En déclarant se méfier des «succursales» d'Al-Qaïda,
Washington, à travers l'ancien général de l'USAF, James
Clapper, et actuel directeur du Renseignement national américain (DNI), organisme
sous l'autorité et le contrôle directs du président des Etats-Unis, avait
raison de s'inquiéter des retombées idéologiques prônées par la nébuleuse
islamiste et son chef spirituel Ben Laden. Si les plus médiatiques de ces bras
qui alimentent Al-Qaïda restent l'Aqmi
en Afrique du Nord, les Shabab en Somalie et l'Aqap en péninsule arabique, avec le Yémen comme centre
épicentre, ou encore le mouvement des talibans pakistanais, il n'en demeure pas
moins qu'au cours de ces derniers mois, un nouveau groupe armé, jusqu'alors
inconnu des états-majors de la lutte contre le terrorisme, fait parler de lui. Le
Mouvement unicité et jihad en Afrique de l'Ouest, Mujao, dont l'idéologie djihadiste
est puisée d'Oussama Ben Laden, du mollah Omar, chef
des talibans afghans et se référant à des figures historiques de l'islam en
Afrique de l'Ouest subsaharienne, s'inscrit en droite ligne des groupes
terroristes transfrontaliers. Pour le patron de DNI, chacun de ces groupes
visera des opérations à échelle régionale contre des cibles occidentales, donc,
on est en présence d'attaques ciblées géographiquement, à échelle réduite, tout
en sachant que la capacité de chacun de ces groupes à mener des attaques
transnationales varie largement. Le Mujao, quant à
lui, impliqué dans l'enlèvement de trois ressortissants étrangers, membres
d'ONG européennes travaillant dans des camps de réfugiés sahraouis près de
Tindouf, a revendiqué l'attentat kamikaze exécuté, ce samedi, contre le
groupement de gendarmerie à Tamanrasset, qui a fait 23 blessés selon un bilan
officiel. Selon des analystes des mouvements armés islamistes, le Mujao, qui prône le jihad en
Afrique de l'Ouest, serait une dissidence d'Aqmi
dirigée par des Maliens et des Mauritaniens. Les deux actions perpétrées par le
Mujao en l'espace de quelques mois frappant au cœur
même du dispositif sécuritaire algérien présagent d'une force de frappe non
négligeable, probablement alimentée par les armes perdues de la Libye. Et la traque
annoncée par le Polisario, aux lendemains du kidnapping des humanitaires
européens, n'aura pas porté ses fruits. Les deux otages espagnols, Ainhoa Fernandez de Rincon, originaire
d'Extrémadure, dans le sud-ouest de l'Espagne et
membre de l'Association des amis du peuple sahraoui d'Extrémadure,
et Enric Gonyalons, originaire
de Majorque aux Baléares, membre de l'association Mundabat,
et l'Italienne Rossella Urru,
membre de l'ONG italienne CCISPP, sont toujours aux mains de leurs ravisseurs
qui exigent une rançon de 30 millions d'euros.
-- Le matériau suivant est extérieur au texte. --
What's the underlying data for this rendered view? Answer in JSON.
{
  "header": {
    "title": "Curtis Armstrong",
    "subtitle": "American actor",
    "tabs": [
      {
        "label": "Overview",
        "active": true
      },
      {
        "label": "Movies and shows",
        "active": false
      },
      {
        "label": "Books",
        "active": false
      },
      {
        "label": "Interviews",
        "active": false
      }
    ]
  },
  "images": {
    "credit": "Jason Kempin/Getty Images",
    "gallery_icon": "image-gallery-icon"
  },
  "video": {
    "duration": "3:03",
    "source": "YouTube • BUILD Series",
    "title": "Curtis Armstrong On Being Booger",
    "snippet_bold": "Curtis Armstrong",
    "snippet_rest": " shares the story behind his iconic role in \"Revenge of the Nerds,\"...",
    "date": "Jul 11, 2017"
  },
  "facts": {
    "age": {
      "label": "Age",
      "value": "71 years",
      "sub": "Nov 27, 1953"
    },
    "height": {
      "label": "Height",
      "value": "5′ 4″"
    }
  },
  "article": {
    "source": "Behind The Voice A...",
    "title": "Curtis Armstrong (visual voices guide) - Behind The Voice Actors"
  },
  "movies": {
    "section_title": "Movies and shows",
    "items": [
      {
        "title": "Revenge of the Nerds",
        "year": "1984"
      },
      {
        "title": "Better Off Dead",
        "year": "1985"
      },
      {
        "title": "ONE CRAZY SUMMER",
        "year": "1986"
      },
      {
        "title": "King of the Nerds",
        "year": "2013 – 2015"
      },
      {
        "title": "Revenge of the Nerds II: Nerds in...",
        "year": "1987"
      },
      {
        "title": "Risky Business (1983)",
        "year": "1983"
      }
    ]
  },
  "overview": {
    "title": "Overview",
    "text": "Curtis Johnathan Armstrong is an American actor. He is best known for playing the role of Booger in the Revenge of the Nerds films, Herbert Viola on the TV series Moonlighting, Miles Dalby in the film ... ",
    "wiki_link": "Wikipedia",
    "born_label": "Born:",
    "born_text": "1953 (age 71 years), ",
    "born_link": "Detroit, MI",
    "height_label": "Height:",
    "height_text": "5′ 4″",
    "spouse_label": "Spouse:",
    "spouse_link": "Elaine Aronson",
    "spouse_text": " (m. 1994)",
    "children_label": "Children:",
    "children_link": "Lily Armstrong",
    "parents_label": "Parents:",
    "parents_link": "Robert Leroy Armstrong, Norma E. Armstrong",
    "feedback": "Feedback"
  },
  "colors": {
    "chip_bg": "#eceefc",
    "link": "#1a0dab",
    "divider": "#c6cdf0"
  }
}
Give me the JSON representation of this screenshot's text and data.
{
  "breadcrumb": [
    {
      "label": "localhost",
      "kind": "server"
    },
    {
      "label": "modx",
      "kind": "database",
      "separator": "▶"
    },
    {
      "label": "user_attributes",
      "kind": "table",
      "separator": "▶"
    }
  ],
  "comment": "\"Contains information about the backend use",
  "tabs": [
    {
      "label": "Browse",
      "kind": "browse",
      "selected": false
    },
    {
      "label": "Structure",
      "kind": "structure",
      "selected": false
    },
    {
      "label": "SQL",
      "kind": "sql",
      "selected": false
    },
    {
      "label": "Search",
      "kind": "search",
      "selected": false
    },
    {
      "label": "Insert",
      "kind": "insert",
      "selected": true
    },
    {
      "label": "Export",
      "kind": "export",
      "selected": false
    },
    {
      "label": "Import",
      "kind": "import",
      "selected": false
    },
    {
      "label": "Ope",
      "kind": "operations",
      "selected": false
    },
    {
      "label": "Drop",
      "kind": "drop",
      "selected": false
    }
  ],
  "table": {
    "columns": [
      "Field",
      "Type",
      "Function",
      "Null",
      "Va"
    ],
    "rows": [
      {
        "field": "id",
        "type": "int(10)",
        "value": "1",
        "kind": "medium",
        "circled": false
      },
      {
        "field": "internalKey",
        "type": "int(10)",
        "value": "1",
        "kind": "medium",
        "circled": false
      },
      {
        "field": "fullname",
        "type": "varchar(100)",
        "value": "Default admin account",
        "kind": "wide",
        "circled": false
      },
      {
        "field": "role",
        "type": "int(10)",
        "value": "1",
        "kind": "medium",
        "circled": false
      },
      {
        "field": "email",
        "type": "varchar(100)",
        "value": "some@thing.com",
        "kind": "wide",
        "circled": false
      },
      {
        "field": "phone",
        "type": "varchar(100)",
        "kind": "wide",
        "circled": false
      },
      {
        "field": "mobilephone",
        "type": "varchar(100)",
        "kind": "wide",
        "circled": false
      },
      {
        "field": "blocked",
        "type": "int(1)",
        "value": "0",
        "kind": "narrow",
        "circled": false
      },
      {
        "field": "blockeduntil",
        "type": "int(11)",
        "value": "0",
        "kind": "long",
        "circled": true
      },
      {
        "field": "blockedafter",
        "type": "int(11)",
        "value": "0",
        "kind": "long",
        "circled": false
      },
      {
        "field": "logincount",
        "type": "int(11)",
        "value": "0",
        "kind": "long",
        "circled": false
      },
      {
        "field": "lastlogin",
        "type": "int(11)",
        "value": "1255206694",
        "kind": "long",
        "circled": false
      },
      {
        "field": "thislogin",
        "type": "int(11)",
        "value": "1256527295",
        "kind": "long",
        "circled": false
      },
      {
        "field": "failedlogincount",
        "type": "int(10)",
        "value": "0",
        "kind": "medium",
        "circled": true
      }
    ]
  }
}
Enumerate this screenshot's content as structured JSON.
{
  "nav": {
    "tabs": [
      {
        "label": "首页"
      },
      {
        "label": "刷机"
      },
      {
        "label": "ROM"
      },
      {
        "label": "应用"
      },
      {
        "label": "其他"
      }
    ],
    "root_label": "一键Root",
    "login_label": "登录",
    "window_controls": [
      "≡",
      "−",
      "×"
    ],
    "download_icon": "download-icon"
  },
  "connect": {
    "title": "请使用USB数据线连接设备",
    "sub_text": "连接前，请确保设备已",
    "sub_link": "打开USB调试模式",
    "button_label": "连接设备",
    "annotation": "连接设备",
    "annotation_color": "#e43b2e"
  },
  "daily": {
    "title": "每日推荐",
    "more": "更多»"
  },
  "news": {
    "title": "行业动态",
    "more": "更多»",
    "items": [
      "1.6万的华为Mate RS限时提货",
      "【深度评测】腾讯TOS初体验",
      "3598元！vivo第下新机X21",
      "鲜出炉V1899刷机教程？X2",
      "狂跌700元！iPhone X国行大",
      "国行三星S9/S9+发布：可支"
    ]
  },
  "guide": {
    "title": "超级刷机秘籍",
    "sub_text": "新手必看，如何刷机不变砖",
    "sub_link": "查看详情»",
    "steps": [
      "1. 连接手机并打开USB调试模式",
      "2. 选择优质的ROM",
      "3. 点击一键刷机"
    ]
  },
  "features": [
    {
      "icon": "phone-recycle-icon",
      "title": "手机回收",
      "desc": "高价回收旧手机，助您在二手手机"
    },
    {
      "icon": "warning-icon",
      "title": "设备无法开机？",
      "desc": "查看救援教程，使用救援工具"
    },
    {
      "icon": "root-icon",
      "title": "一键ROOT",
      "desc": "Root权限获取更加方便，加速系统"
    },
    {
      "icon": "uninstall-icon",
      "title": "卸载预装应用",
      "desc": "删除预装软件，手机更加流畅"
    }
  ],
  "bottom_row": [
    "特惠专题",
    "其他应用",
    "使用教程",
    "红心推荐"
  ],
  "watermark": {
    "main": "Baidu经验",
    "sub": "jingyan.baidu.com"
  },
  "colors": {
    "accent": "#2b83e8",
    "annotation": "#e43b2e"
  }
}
Le MAE espagnol s'est rendu au
Mali pour s'informer du sort des otages, lui qui avait déclaré, le 12 février
dernier, lors d'une visite à Alger que «l'Espagne ne ménagera pas les efforts
pour libérer les otages sains et saufs». Cette recrudescence de l'activité du Mujao a été «prédite» par James Clapper qui avait estimé
une densification d'attaques terroristes par les groupes affiliés à la nébuleuse
djihadiste. Le chef du renseignement américain a
plaidé pour une coopération plus intense avec les alliés sur place dans la
lutte contre le terrorisme pour que la décentralisation d'Al-Qaïda
se dirige vers une fragmentation du mouvement dans quelques années. Claper
considère également que la lutte antiterroriste jouera à coup sûr un rôle
prépondérant dans le devenir de ces groupes ainsi que leurs rôles dans ce qui
est appelé le mouvement djihadiste mondial. Un rôle
également éclairé par la concurrence médiatique entre les djihadistes
à mener des opérations terroristes qu'ils prévoient à l'échelle locale et
internationale.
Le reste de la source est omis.